Perhaps John’s greatest leadership assets are a sense of humour, can-do approach, and high standards in taking responsibility and instilling confidence in others. He takes a helicopter view to see the big picture and visualise the future, then uses insight, contacts and problem-solving ability to enable changes to happen. “In Australian business, people can become complacent and mediocre in their outlook and expectation, but I like to get in and do things. Working in Indonesia taught me many things, foremost of them being that anything is possible and there is always a solution.”

John is currently applying these techniques to New England’s leading educational institutions, first as a UNE Councillor before being elected to the office of Chancellor in late 2003, and more recently as chairman at NEGS. He is working to position UNE as a $150 million/year business selling education, and steering the university to focus more on its key strengths as a regional tertiary teaching and research institution and a soon-to-be-introduced rural medical school. “The world is competitive, and universities have to become competitive,” he says. “The whole university sector is now becoming more business focused as it strives to comply with new Federal Government protocols.”

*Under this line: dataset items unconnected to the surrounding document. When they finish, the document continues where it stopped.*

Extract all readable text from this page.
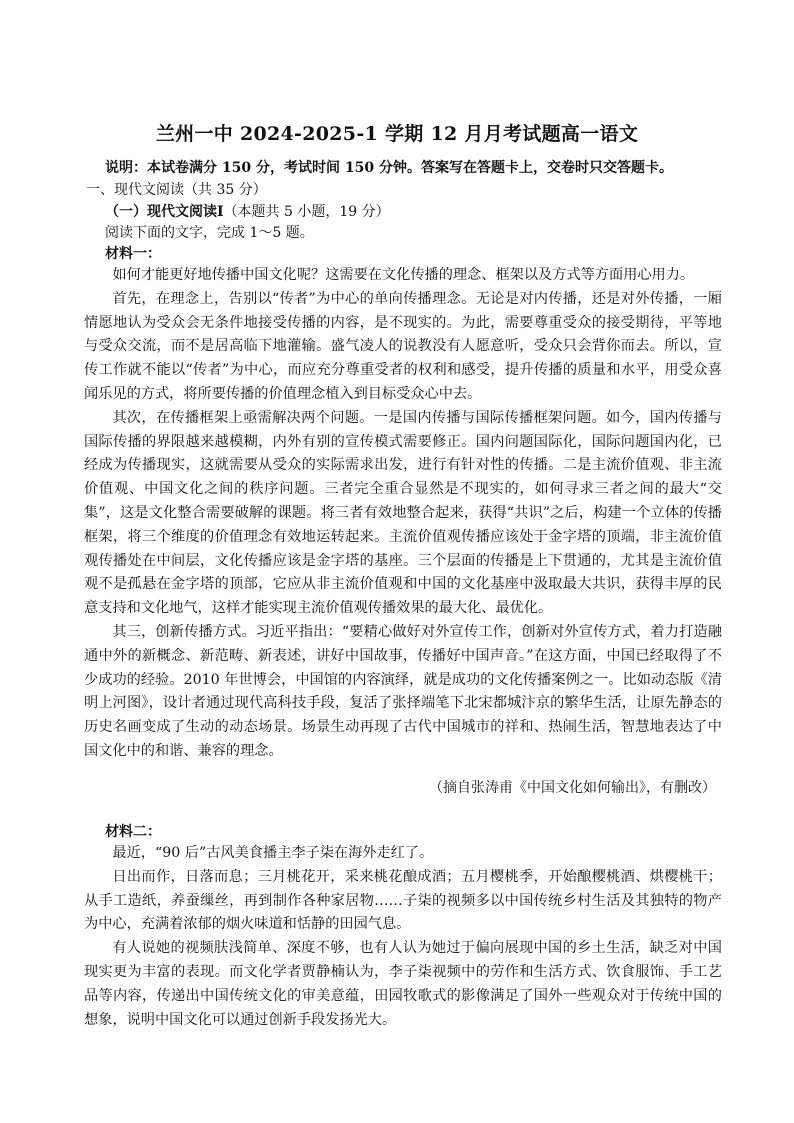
兰州一中 2024-2025-1 学期 12 月月考试题高一语文
说明：本试卷满分 150 分，考试时间 150 分钟。答案写在答题卡上，交卷时只交答题卡。
一、现代文阅读（共 35 分）
（一）现代文阅读Ⅰ（本题共 5 小题，19 分）
阅读下面的文字，完成 1～5 题。
材料一：

如何才能更好地传播中国文化呢？这需要在文化传播的理念、框架以及方式等方面用心用力。

首先，在理念上，告别以“传者”为中心的单向传播理念。无论是对内传播，还是对外传播，一厢情愿地认为受众会无条件地接受传播的内容，是不现实的。为此，需要尊重受众的接受期待，平等地与受众交流，而不是居高临下地灌输。盛气凌人的说教没有人愿意听，受众只会背你而去。所以，宣传工作就不能以“传者”为中心，而应充分尊重受者的权利和感受，提升传播的质量和水平，用受众喜闻乐见的方式，将所要传播的价值理念植入到目标受众心中去。

其次，在传播框架上亟需解决两个问题。一是国内传播与国际传播框架问题。如今，国内传播与国际传播的界限越来越模糊，内外有别的宣传模式需要修正。国内问题国际化，国际问题国内化，已经成为传播现实，这就需要从受众的实际需求出发，进行有针对性的传播。二是主流价值观、非主流价值观、中国文化之间的秩序问题。三者完全重合显然是不现实的，如何寻求三者之间的最大“交集”，这是文化整合需要破解的课题。将三者有效地整合起来，获得“共识”之后，构建一个立体的传播框架，将三个维度的价值理念有效地运转起来。主流价值观传播应该处于金字塔的顶端，非主流价值观传播处在中间层，文化传播应该是金字塔的基座。三个层面的传播是上下贯通的，尤其是主流价值观不是孤悬在金字塔的顶部，它应从非主流价值观和中国的文化基座中汲取最大共识，获得丰厚的民意支持和文化地气，这样才能实现主流价值观传播效果的最大化、最优化。

其三，创新传播方式。习近平指出：“要精心做好对外宣传工作，创新对外宣传方式，着力打造融通中外的新概念、新范畴、新表述，讲好中国故事，传播好中国声音。”在这方面，中国已经取得了不少成功的经验。2010 年世博会，中国馆的内容演绎，就是成功的文化传播案例之一。比如动态版《清明上河图》，设计者通过现代高科技手段，复活了张择端笔下北宋都城汴京的繁华生活，让原先静态的历史名画变成了生动的动态场景。场景生动再现了古代中国城市的祥和、热闹生活，智慧地表达了中国文化中的和谐、兼容的理念。

（摘自张涛甫《中国文化如何输出》，有删改）
材料二：

最近，“90 后”古风美食播主李子柒在海外走红了。

日出而作，日落而息；三月桃花开，采来桃花酿成酒；五月樱桃季，开始酿樱桃酒、烘樱桃干；从手工造纸，养蚕缫丝，再到制作各种家居物……子柒的视频多以中国传统乡村生活及其独特的物产为中心，充满着浓郁的烟火味道和恬静的田园气息。

有人说她的视频肤浅简单、深度不够，也有人认为她过于偏向展现中国的乡土生活，缺乏对中国现实更为丰富的表现。而文化学者贾静楠认为，李子柒视频中的劳作和生活方式、饮食服饰、手工艺品等内容，传递出中国传统文化的审美意蕴，田园牧歌式的影像满足了国外一些观众对于传统中国的想象，说明中国文化可以通过创新手段发扬光大。
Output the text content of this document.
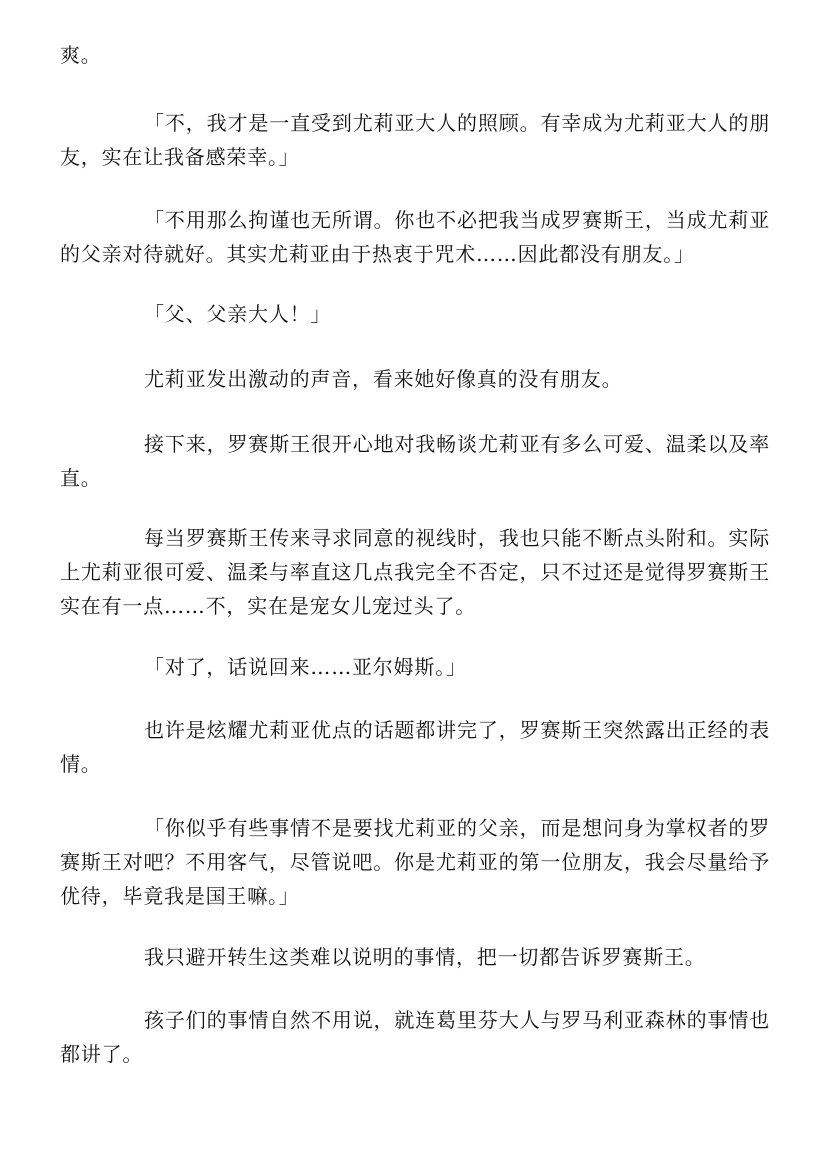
爽。

「不，我才是一直受到尤莉亚大人的照顾。有幸成为尤莉亚大人的朋友，实在让我备感荣幸。」

「不用那么拘谨也无所谓。你也不必把我当成罗赛斯王，当成尤莉亚的父亲对待就好。其实尤莉亚由于热衷于咒术……因此都没有朋友。」

「父、父亲大人！」

尤莉亚发出激动的声音，看来她好像真的没有朋友。

接下来，罗赛斯王很开心地对我畅谈尤莉亚有多么可爱、温柔以及率直。

每当罗赛斯王传来寻求同意的视线时，我也只能不断点头附和。实际上尤莉亚很可爱、温柔与率直这几点我完全不否定，只不过还是觉得罗赛斯王实在有一点……不，实在是宠女儿宠过头了。

「对了，话说回来……亚尔姆斯。」

也许是炫耀尤莉亚优点的话题都讲完了，罗赛斯王突然露出正经的表情。

「你似乎有些事情不是要找尤莉亚的父亲，而是想问身为掌权者的罗赛斯王对吧？不用客气，尽管说吧。你是尤莉亚的第一位朋友，我会尽量给予优待，毕竟我是国王嘛。」

我只避开转生这类难以说明的事情，把一切都告诉罗赛斯王。

孩子们的事情自然不用说，就连葛里芬大人与罗马利亚森林的事情也都讲了。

John became involved with NEGS indirectly through his nieces who attend the school and have flourished in its supportive culture. But the future of NEGS was under a cloud last year until John initiated a plan to take over the church-schools’ debts and restructure and reinvigorate this historic educational institution. The school faced near-certain takeover by PLC (Presbyterian Ladies College) until John stepped in as its white knight, underwriting its debt to enable the creation of an unlisted public company NEGS Limited.


Under the arrangement reached with the Diocesan Council of Armidale, all land and assets belonging to the school have been transferred to NEGS Limited, which now runs the school as an independent business. John’s vision is for the school to have up to 600 students in three to five years’ time (currently there are just under 300).

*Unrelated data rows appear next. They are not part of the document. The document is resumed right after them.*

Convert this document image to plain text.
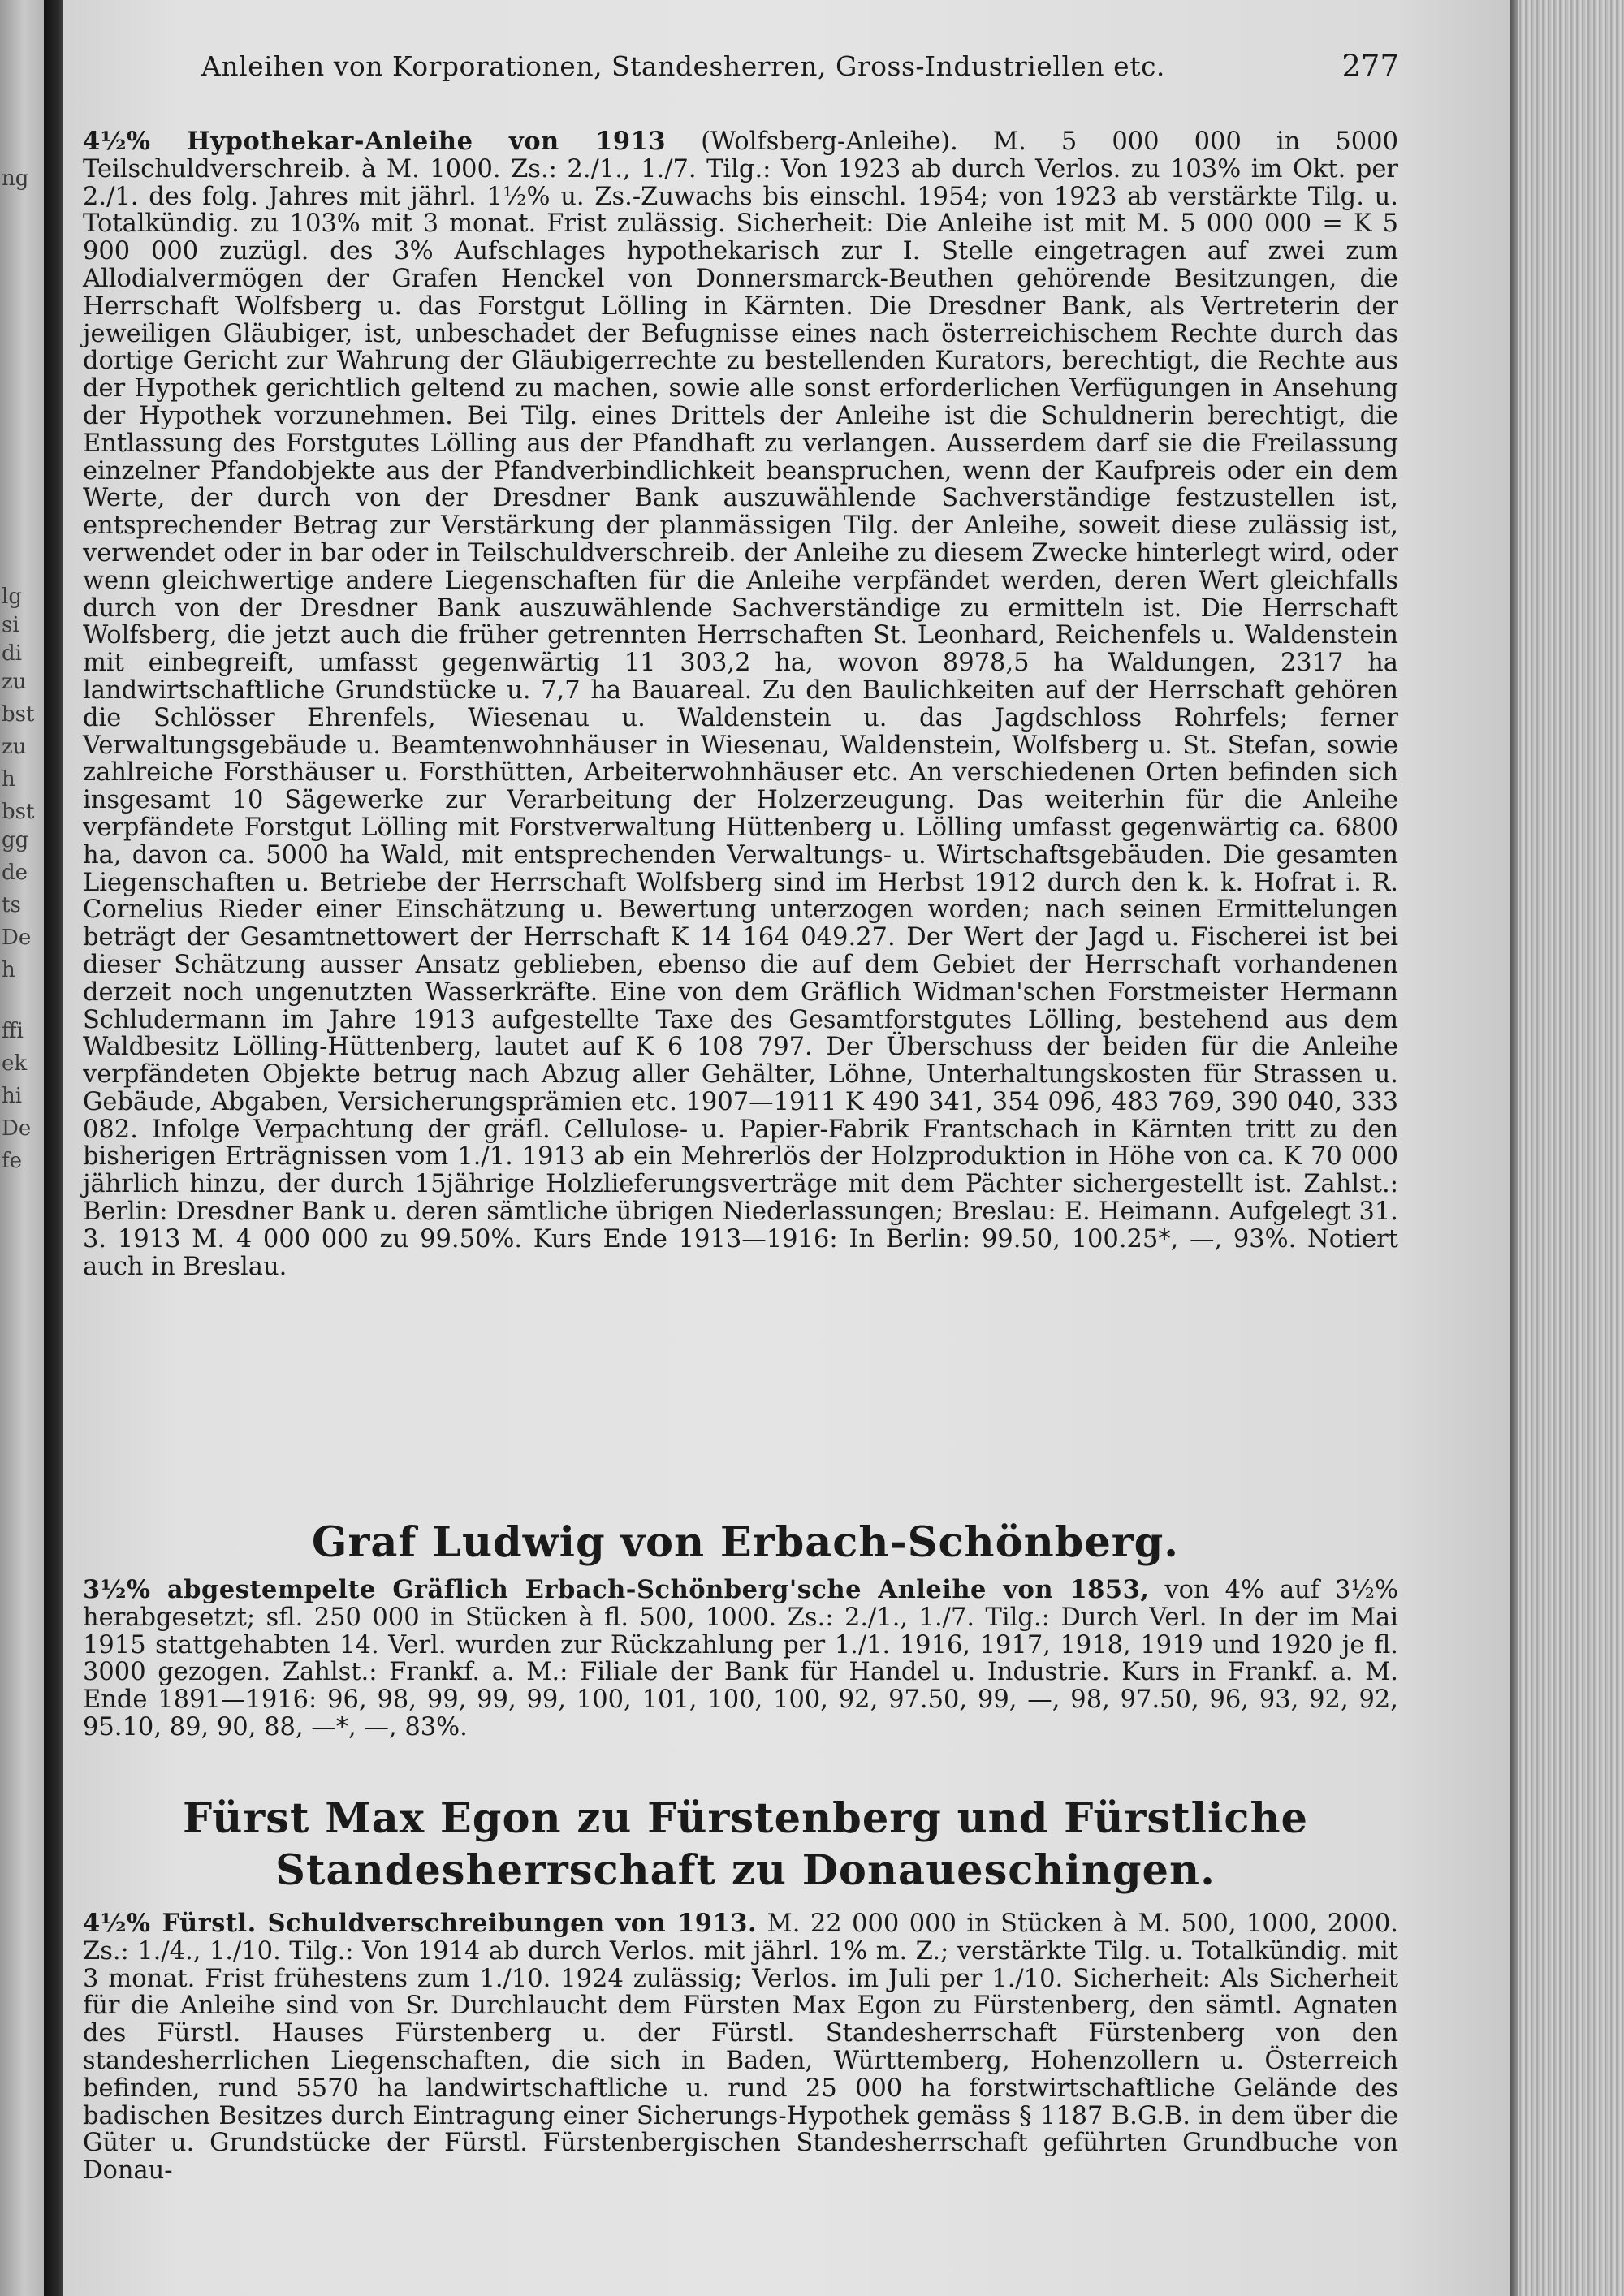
ng
lg
si
di
zu
bst
zu
h
bst
gg
de
ts
De
h
ffi
ek
hi
De
fe
Anleihen von Korporationen, Standesherren, Gross-Industriellen etc.	277

4½% Hypothekar-Anleihe von 1913 (Wolfsberg-Anleihe). M. 5 000 000 in 5000 Teilschuldverschreib. à M. 1000. Zs.: 2./1., 1./7. Tilg.: Von 1923 ab durch Verlos. zu 103% im Okt. per 2./1. des folg. Jahres mit jährl. 1½% u. Zs.-Zuwachs bis einschl. 1954; von 1923 ab verstärkte Tilg. u. Totalkündig. zu 103% mit 3 monat. Frist zulässig. Sicherheit: Die Anleihe ist mit M. 5 000 000 = K 5 900 000 zuzügl. des 3% Aufschlages hypothekarisch zur I. Stelle eingetragen auf zwei zum Allodialvermögen der Grafen Henckel von Donnersmarck-Beuthen gehörende Besitzungen, die Herrschaft Wolfsberg u. das Forstgut Lölling in Kärnten. Die Dresdner Bank, als Vertreterin der jeweiligen Gläubiger, ist, unbeschadet der Befugnisse eines nach österreichischem Rechte durch das dortige Gericht zur Wahrung der Gläubigerrechte zu bestellenden Kurators, berechtigt, die Rechte aus der Hypothek gerichtlich geltend zu machen, sowie alle sonst erforderlichen Verfügungen in Ansehung der Hypothek vorzunehmen. Bei Tilg. eines Drittels der Anleihe ist die Schuldnerin berechtigt, die Entlassung des Forstgutes Lölling aus der Pfandhaft zu verlangen. Ausserdem darf sie die Freilassung einzelner Pfandobjekte aus der Pfandverbindlichkeit beanspruchen, wenn der Kaufpreis oder ein dem Werte, der durch von der Dresdner Bank auszuwählende Sachverständige festzustellen ist, entsprechender Betrag zur Verstärkung der planmässigen Tilg. der Anleihe, soweit diese zulässig ist, verwendet oder in bar oder in Teilschuldverschreib. der Anleihe zu diesem Zwecke hinterlegt wird, oder wenn gleichwertige andere Liegenschaften für die Anleihe verpfändet werden, deren Wert gleichfalls durch von der Dresdner Bank auszuwählende Sachverständige zu ermitteln ist. Die Herrschaft Wolfsberg, die jetzt auch die früher getrennten Herrschaften St. Leonhard, Reichenfels u. Waldenstein mit einbegreift, umfasst gegenwärtig 11 303,2 ha, wovon 8978,5 ha Waldungen, 2317 ha landwirtschaftliche Grundstücke u. 7,7 ha Bauareal. Zu den Baulichkeiten auf der Herrschaft gehören die Schlösser Ehrenfels, Wiesenau u. Waldenstein u. das Jagdschloss Rohrfels; ferner Verwaltungsgebäude u. Beamtenwohnhäuser in Wiesenau, Waldenstein, Wolfsberg u. St. Stefan, sowie zahlreiche Forsthäuser u. Forsthütten, Arbeiterwohnhäuser etc. An verschiedenen Orten befinden sich insgesamt 10 Sägewerke zur Verarbeitung der Holzerzeugung. Das weiterhin für die Anleihe verpfändete Forstgut Lölling mit Forstverwaltung Hüttenberg u. Lölling umfasst gegenwärtig ca. 6800 ha, davon ca. 5000 ha Wald, mit entsprechenden Verwaltungs- u. Wirtschaftsgebäuden. Die gesamten Liegenschaften u. Betriebe der Herrschaft Wolfsberg sind im Herbst 1912 durch den k. k. Hofrat i. R. Cornelius Rieder einer Einschätzung u. Bewertung unterzogen worden; nach seinen Ermittelungen beträgt der Gesamtnettowert der Herrschaft K 14 164 049.27. Der Wert der Jagd u. Fischerei ist bei dieser Schätzung ausser Ansatz geblieben, ebenso die auf dem Gebiet der Herrschaft vorhandenen derzeit noch ungenutzten Wasserkräfte. Eine von dem Gräflich Widman'schen Forstmeister Hermann Schludermann im Jahre 1913 aufgestellte Taxe des Gesamtforstgutes Lölling, bestehend aus dem Waldbesitz Lölling-Hüttenberg, lautet auf K 6 108 797. Der Überschuss der beiden für die Anleihe verpfändeten Objekte betrug nach Abzug aller Gehälter, Löhne, Unterhaltungskosten für Strassen u. Gebäude, Abgaben, Versicherungsprämien etc. 1907—1911 K 490 341, 354 096, 483 769, 390 040, 333 082. Infolge Verpachtung der gräfl. Cellulose- u. Papier-Fabrik Frantschach in Kärnten tritt zu den bisherigen Erträgnissen vom 1./1. 1913 ab ein Mehrerlös der Holzproduktion in Höhe von ca. K 70 000 jährlich hinzu, der durch 15jährige Holzlieferungsverträge mit dem Pächter sichergestellt ist. Zahlst.: Berlin: Dresdner Bank u. deren sämtliche übrigen Niederlassungen; Breslau: E. Heimann. Aufgelegt 31. 3. 1913 M. 4 000 000 zu 99.50%. Kurs Ende 1913—1916: In Berlin: 99.50, 100.25*, —, 93%. Notiert auch in Breslau.

Graf Ludwig von Erbach-Schönberg.

3½% abgestempelte Gräflich Erbach-Schönberg'sche Anleihe von 1853, von 4% auf 3½% herabgesetzt; sfl. 250 000 in Stücken à fl. 500, 1000. Zs.: 2./1., 1./7. Tilg.: Durch Verl. In der im Mai 1915 stattgehabten 14. Verl. wurden zur Rückzahlung per 1./1. 1916, 1917, 1918, 1919 und 1920 je fl. 3000 gezogen. Zahlst.: Frankf. a. M.: Filiale der Bank für Handel u. Industrie. Kurs in Frankf. a. M. Ende 1891—1916: 96, 98, 99, 99, 99, 100, 101, 100, 100, 92, 97.50, 99, —, 98, 97.50, 96, 93, 92, 92, 95.10, 89, 90, 88, —*, —, 83%.

Fürst Max Egon zu Fürstenberg und Fürstliche Standesherrschaft zu Donaueschingen.

4½% Fürstl. Schuldverschreibungen von 1913. M. 22 000 000 in Stücken à M. 500, 1000, 2000. Zs.: 1./4., 1./10. Tilg.: Von 1914 ab durch Verlos. mit jährl. 1% m. Z.; verstärkte Tilg. u. Totalkündig. mit 3 monat. Frist frühestens zum 1./10. 1924 zulässig; Verlos. im Juli per 1./10. Sicherheit: Als Sicherheit für die Anleihe sind von Sr. Durchlaucht dem Fürsten Max Egon zu Fürstenberg, den sämtl. Agnaten des Fürstl. Hauses Fürstenberg u. der Fürstl. Standesherrschaft Fürstenberg von den standesherrlichen Liegenschaften, die sich in Baden, Württemberg, Hohenzollern u. Österreich befinden, rund 5570 ha landwirtschaftliche u. rund 25 000 ha forstwirtschaftliche Gelände des badischen Besitzes durch Eintragung einer Sicherungs-Hypothek gemäss § 1187 B.G.B. in dem über die Güter u. Grundstücke der Fürstl. Fürstenbergischen Standesherrschaft geführten Grundbuche von Donau-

Armidale veterinarian Dr Hugh White led the fight to save NEGS as P&F president at the time and is now working closely with John as deputy chairman of NEGS Limited. Hugh describes John as a lateral thinker who has a habit of coming from left field, catching everybody by surprise. “John considers all viewpoints, weighs things up, makes a decision and then goes with it,” he says. “He is widely involved in the community and has brought a breath of fresh air into the university, restructuring it on to a sound financial footing, while he and Annette are also involved in rural community.” Annette laughingly says that John’s supposedly retired but in reality he’s probably as busy as ever spending time on NEGS or UNE and other interests.